The jury convicted. Martin received a life sentence.
The Legal Odyssey
Martin's post-conviction argument centered on a forensic report analyzing five computers seized from his home. Prosecutors had not disclosed the report, and Martin argued this violated his due-process rights. The report, according to the case record, showed that keyword searches of the computers produced no results.
A state post-conviction court agreed and ordered a new trial. Maryland's intermediate appeals court reversed that order. Then Martin took his case to federal court — where a district judge granted him relief, and a divided federal appellate panel did the same.
That's four bites at the apple across two court systems before the Supreme Court finally called a halt.
The AEDPA Standard
The legal framework here matters. Under the Antiterrorism and Effective Death Penalty Act of 1996, federal courts can intervene in state convictions only if the state court decision was "contrary to, or involved an unreasonable application of, clearly established federal law," or rested on "an unreasonable determination of the facts." The bar is intentionally high. The challenger must show the state court was wrong so badly that every fair-minded jurist would disagree.
The Supreme Court found the federal appeals panel blew past that standard entirely. The unsigned opinion stated the lower panel "contravened these well-settled principles in two ways" — misreading the legal standard and concluding "that no fair-minded jurist could find the forensic report on the computer to be immaterial."
The Court was blunt about the strength of the prosecution's case:
"Based on all the evidence, a fair-minded jurist could easily conclude that disclosure of the forensic report on the laptop would not have made a difference."
The record, the Court found, contained "strong support" that Martin "would have been convicted" even if the forensic report had "severely impeached" the girlfriend's testimony about the silencer searches. The eyewitness testimony was one thread in a much thicker rope — the gun, the casing, the makeshift silencer, the hair, the motive.
Jackson Stands Alone
Justice Jackson's dissent came without explanation. The Court noted only that she would have denied the request to hear the case — meaning she wouldn't have touched it at all, leaving the appeals court's ruling intact and Martin's path to a new trial open.
No reasoning. No written opinion. Just a quiet signal of disagreement with the entire bench.
It's worth noting what Jackson was effectively endorsing by declining to act: a federal appellate panel overriding a state appellate court on a standard specifically designed to prevent exactly that kind of second-guessing. AEDPA exists because Congress recognized that federal habeas review was becoming an endless loop — a mechanism for relitigating state convictions until a sympathetic panel materialized. That is precisely what happened here, court by court, until the Supreme Court reversed the chain.
What This Says About Federal Overreach
The procedural history of this case is a miniature lesson in how the federal judiciary can erode state criminal convictions through sheer persistence. A state court convicted Martin. A state appeals court upheld the conviction. A state post-conviction court wobbled, but the state appellate court corrected it. Then the federal courts came in and did what AEDPA was written to prevent — treated a debatable state-court judgment as an unreasonable one.

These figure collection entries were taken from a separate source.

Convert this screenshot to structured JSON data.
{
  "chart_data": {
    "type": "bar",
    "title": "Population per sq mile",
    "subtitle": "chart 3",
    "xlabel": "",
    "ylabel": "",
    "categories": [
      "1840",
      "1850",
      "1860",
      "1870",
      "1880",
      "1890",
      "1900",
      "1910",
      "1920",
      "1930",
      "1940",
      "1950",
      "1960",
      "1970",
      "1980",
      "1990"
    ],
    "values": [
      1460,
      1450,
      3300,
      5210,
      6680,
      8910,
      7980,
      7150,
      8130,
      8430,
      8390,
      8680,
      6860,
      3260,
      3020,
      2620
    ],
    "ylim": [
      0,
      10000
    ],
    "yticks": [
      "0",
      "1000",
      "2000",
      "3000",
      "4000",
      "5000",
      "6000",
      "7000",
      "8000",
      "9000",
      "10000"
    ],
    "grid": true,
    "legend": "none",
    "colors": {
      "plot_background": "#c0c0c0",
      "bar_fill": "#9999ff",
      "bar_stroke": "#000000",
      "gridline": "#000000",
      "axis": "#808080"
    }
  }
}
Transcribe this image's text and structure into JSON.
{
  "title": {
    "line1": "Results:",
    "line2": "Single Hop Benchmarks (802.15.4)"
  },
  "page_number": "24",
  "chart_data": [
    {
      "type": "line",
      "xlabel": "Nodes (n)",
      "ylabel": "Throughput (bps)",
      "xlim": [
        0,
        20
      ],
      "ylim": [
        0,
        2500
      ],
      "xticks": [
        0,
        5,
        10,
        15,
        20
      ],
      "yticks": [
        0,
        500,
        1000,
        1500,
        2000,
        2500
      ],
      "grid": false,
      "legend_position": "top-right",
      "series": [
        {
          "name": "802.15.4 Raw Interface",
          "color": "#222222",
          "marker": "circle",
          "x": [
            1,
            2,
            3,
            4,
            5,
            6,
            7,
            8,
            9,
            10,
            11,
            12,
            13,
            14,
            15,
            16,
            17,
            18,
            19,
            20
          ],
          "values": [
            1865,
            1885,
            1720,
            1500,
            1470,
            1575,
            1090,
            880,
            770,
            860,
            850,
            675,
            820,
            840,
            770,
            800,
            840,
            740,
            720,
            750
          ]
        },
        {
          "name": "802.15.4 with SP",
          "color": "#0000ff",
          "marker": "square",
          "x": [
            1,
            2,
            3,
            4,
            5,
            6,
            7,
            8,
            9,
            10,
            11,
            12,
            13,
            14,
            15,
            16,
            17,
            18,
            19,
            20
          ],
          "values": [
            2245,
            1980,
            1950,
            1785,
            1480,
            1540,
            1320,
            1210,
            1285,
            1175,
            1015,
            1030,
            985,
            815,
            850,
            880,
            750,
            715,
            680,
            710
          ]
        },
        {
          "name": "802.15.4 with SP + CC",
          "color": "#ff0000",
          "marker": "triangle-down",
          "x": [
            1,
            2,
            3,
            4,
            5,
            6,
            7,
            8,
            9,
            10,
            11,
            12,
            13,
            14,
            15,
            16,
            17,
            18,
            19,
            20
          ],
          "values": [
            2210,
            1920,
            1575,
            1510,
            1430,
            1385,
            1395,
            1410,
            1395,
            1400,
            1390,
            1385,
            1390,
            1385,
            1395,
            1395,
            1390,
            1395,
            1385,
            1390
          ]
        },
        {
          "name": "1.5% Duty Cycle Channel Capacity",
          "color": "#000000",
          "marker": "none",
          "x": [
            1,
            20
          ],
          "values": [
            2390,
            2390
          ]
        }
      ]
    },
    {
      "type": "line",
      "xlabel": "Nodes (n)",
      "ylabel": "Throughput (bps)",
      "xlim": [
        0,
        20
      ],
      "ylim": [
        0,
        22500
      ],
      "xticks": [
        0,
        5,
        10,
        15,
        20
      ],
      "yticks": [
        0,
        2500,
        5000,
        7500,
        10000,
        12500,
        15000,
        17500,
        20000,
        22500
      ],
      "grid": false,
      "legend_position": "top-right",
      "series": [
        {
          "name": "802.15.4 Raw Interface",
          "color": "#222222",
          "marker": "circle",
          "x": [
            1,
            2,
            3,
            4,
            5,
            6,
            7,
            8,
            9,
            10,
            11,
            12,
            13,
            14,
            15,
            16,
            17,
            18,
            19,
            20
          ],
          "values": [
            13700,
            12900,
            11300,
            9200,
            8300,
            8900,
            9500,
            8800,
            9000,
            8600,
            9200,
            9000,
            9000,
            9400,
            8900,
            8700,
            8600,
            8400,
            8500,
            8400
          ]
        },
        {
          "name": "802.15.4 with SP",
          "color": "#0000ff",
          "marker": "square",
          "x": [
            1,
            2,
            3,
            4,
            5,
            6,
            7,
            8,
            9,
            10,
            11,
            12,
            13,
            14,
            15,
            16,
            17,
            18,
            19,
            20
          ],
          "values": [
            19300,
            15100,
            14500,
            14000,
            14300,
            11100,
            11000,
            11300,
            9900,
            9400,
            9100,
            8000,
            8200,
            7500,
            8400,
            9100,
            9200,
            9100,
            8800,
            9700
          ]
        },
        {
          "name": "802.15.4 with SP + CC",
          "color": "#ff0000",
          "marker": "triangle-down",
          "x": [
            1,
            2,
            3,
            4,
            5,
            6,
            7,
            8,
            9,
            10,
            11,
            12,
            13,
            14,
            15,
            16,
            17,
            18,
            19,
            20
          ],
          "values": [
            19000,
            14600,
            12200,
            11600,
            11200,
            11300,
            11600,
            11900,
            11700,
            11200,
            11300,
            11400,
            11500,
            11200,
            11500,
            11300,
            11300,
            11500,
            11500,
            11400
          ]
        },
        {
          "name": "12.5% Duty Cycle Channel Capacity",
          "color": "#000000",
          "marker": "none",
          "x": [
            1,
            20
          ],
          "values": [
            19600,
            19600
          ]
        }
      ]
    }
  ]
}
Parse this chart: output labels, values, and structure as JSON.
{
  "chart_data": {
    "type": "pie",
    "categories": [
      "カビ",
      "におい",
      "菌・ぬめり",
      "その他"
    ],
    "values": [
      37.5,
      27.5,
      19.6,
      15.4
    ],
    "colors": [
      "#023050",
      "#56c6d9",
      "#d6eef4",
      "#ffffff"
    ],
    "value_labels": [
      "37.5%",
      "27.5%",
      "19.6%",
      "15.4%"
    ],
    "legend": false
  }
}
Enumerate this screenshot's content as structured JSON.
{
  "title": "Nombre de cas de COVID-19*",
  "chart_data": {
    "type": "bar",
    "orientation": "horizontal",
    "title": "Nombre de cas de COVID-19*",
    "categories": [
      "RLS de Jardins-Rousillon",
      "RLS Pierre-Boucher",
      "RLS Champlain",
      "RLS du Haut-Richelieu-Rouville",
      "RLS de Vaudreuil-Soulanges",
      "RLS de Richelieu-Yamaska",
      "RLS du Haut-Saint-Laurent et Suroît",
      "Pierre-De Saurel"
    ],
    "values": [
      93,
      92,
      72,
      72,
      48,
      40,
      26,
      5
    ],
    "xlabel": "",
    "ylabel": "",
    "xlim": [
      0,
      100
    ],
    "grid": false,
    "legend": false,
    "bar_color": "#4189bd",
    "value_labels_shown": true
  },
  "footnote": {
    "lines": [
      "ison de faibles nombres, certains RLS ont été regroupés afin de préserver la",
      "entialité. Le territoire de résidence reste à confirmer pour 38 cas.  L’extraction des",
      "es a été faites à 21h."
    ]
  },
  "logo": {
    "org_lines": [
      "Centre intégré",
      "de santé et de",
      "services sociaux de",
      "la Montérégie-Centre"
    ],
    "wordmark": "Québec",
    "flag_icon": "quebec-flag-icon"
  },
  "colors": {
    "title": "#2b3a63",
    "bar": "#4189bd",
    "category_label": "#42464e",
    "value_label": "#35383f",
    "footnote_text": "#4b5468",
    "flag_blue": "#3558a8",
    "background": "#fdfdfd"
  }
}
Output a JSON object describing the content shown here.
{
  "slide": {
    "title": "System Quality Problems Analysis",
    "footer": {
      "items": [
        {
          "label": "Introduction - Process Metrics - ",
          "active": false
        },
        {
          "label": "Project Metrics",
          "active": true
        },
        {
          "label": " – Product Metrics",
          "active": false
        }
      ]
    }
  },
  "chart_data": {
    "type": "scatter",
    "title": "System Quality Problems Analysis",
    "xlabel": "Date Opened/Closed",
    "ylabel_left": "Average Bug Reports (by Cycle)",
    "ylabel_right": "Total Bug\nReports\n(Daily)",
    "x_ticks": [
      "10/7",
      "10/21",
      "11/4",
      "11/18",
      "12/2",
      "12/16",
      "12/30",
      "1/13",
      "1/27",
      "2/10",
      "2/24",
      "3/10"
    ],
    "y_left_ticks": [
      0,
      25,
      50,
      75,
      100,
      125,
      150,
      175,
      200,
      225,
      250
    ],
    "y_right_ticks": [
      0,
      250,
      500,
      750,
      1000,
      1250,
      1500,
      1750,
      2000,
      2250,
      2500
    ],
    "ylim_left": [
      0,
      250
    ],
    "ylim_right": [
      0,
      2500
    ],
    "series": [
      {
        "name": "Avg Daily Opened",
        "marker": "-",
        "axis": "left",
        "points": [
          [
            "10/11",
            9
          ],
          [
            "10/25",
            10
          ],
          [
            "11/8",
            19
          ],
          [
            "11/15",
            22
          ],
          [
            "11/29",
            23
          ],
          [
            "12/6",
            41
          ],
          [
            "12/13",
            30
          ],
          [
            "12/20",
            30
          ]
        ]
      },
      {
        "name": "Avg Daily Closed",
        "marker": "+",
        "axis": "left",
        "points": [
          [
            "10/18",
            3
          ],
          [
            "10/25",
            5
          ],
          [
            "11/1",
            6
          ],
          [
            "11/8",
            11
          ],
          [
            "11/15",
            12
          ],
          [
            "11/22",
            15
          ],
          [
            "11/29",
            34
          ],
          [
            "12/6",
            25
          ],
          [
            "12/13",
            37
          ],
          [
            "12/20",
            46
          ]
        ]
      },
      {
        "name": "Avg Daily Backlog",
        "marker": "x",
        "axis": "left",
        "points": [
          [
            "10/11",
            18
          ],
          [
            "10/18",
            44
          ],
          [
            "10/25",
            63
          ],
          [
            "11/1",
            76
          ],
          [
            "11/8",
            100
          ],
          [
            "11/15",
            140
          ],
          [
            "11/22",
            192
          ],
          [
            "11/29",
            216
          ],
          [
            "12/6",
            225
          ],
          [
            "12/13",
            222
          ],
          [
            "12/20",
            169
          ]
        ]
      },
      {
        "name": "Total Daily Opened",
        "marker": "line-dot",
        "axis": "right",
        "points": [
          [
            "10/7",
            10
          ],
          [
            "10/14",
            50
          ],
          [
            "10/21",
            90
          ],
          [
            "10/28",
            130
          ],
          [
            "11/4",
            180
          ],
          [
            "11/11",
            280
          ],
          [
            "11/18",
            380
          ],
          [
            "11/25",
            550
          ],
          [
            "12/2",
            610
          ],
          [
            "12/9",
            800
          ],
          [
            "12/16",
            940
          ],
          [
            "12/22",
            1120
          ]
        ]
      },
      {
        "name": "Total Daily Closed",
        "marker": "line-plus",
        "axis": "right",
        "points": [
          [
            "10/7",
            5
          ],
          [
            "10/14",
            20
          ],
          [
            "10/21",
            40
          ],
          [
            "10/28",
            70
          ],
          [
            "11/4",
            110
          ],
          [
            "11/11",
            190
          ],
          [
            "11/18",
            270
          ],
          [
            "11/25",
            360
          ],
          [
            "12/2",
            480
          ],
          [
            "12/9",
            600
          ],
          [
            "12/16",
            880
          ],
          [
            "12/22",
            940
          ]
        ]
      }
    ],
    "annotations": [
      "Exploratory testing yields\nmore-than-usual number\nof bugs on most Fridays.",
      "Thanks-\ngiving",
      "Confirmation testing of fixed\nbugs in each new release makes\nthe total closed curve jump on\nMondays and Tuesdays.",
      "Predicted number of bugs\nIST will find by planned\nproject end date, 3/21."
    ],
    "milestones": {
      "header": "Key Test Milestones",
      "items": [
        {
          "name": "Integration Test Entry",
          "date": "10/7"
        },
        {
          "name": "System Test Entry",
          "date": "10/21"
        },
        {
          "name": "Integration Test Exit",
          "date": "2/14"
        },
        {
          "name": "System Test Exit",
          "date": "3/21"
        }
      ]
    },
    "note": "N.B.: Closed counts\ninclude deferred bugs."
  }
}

The Supreme Court's unsigned, summary reversal sends a message: the standard means what it says. Federal courts do not get to substitute their judgment for the state court's simply because they might have weighed the evidence differently. The question is whether any fair-minded jurist could have reached the state court's conclusion. In this case, the answer was obvious enough that the Court didn't even need to hear arguments.
A woman was shot in the head. A jury weighed the evidence and convicted the man who did it. The system worked until a federal appeals panel decided it knew better.
Eight justices disagreed. One didn't bother to say why.